Tactile input through the fingertip helped in reducing body sway and minimizes the fluctuation in the center of pressure in the elderly with or without impaired proprioceptive input in the lower limbs.21–23 Light touch improves body stability in the elderly with impaired proprioceptive input because it provides tactile input, which helps in compensating for poor proprioception. In our study, the elderly without proprioceptive impairment improved as well. This finding suggests that the elderly had mild impairment in peripheral sensory input but did not reach the threshold to be detected through the clinical examination tools as a peripheral neuropathy. This supports the use of a cane in the elderly because it will provide tactile input and mechanical support to improve body stability and reduce the risk of a falling.
The effect of Velcro application and fingertip light touch in the above-mentioned studies was studied instantly. There was no measurement of body sway postintervention to find the effect of intervention. In the current study, we studied the effect of tactile feedback following the training session to find the effect postintervention.
In a previous study, the effect of passive tactile application on the shoulder versus the lower leg on postural stability was studied in healthy young adults and people with diabetes with varying degrees of peripheral neuropathy. Results of this study showed more reduction in body sway with a stimulus applied to the shoulder than the lower leg, and the stimulus was more effective with eyes closed or standing on the foam.33 This study supports the results of our current study because the reduction in body sway was more while standing on foam than on the platform. At the same time, body sway in the group with diabetes decreased more with the eyes-closed situation than the eyes-open situation. However, this technique still worked well in the people with diabetes to train balance.

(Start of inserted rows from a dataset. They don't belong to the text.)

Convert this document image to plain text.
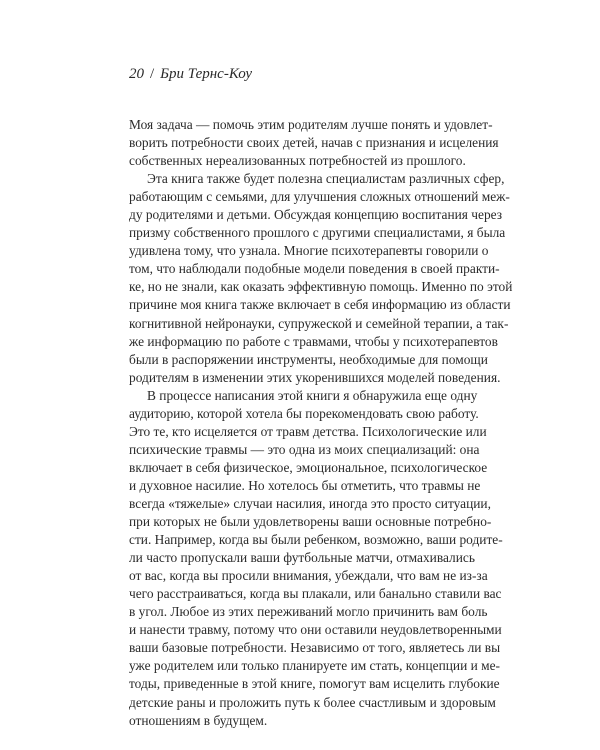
20 / Бри Тернс-Коу
Моя задача — помочь этим родителям лучше понять и удовлет-
ворить потребности своих детей, начав с признания и исцеления
собственных нереализованных потребностей из прошлого.
Эта книга также будет полезна специалистам различных сфер,
работающим с семьями, для улучшения сложных отношений меж-
ду родителями и детьми. Обсуждая концепцию воспитания через
призму собственного прошлого с другими специалистами, я была
удивлена тому, что узнала. Многие психотерапевты говорили о
том, что наблюдали подобные модели поведения в своей практи-
ке, но не знали, как оказать эффективную помощь. Именно по этой
причине моя книга также включает в себя информацию из области
когнитивной нейронауки, супружеской и семейной терапии, а так-
же информацию по работе с травмами, чтобы у психотерапевтов
были в распоряжении инструменты, необходимые для помощи
родителям в изменении этих укоренившихся моделей поведения.
В процессе написания этой книги я обнаружила еще одну
аудиторию, которой хотела бы порекомендовать свою работу.
Это те, кто исцеляется от травм детства. Психологические или
психические травмы — это одна из моих специализаций: она
включает в себя физическое, эмоциональное, психологическое
и духовное насилие. Но хотелось бы отметить, что травмы не
всегда «тяжелые» случаи насилия, иногда это просто ситуации,
при которых не были удовлетворены ваши основные потребно-
сти. Например, когда вы были ребенком, возможно, ваши родите-
ли часто пропускали ваши футбольные матчи, отмахивались
от вас, когда вы просили внимания, убеждали, что вам не из-за
чего расстраиваться, когда вы плакали, или банально ставили вас
в угол. Любое из этих переживаний могло причинить вам боль
и нанести травму, потому что они оставили неудовлетворенными
ваши базовые потребности. Независимо от того, являетесь ли вы
уже родителем или только планируете им стать, концепции и ме-
тоды, приведенные в этой книге, помогут вам исцелить глубокие
детские раны и проложить путь к более счастливым и здоровым
отношениям в будущем.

Limitations of this study were the intensity of treatment, the carryover measures, and a small sample size. Future studies are recommended to study the effect of multiple sessions instead of one training session and to study the carryover effect of intervention using a bigger sample size to be more representative of the studied population. Factors that may alter outcomes included duration of diabetes, hemoglobin A1c level, age, and gender. All of these factors need to be investigated further. To our knowledge, this is the first study that examined the effect of this novel intervention on body stability among elderly subjects.
Conclusions
In this small study, this technique offers a new tool for training people with diabetes and elderly people to improve body stability and balance.
Author Disclosure Statement
No competing financial interests exist.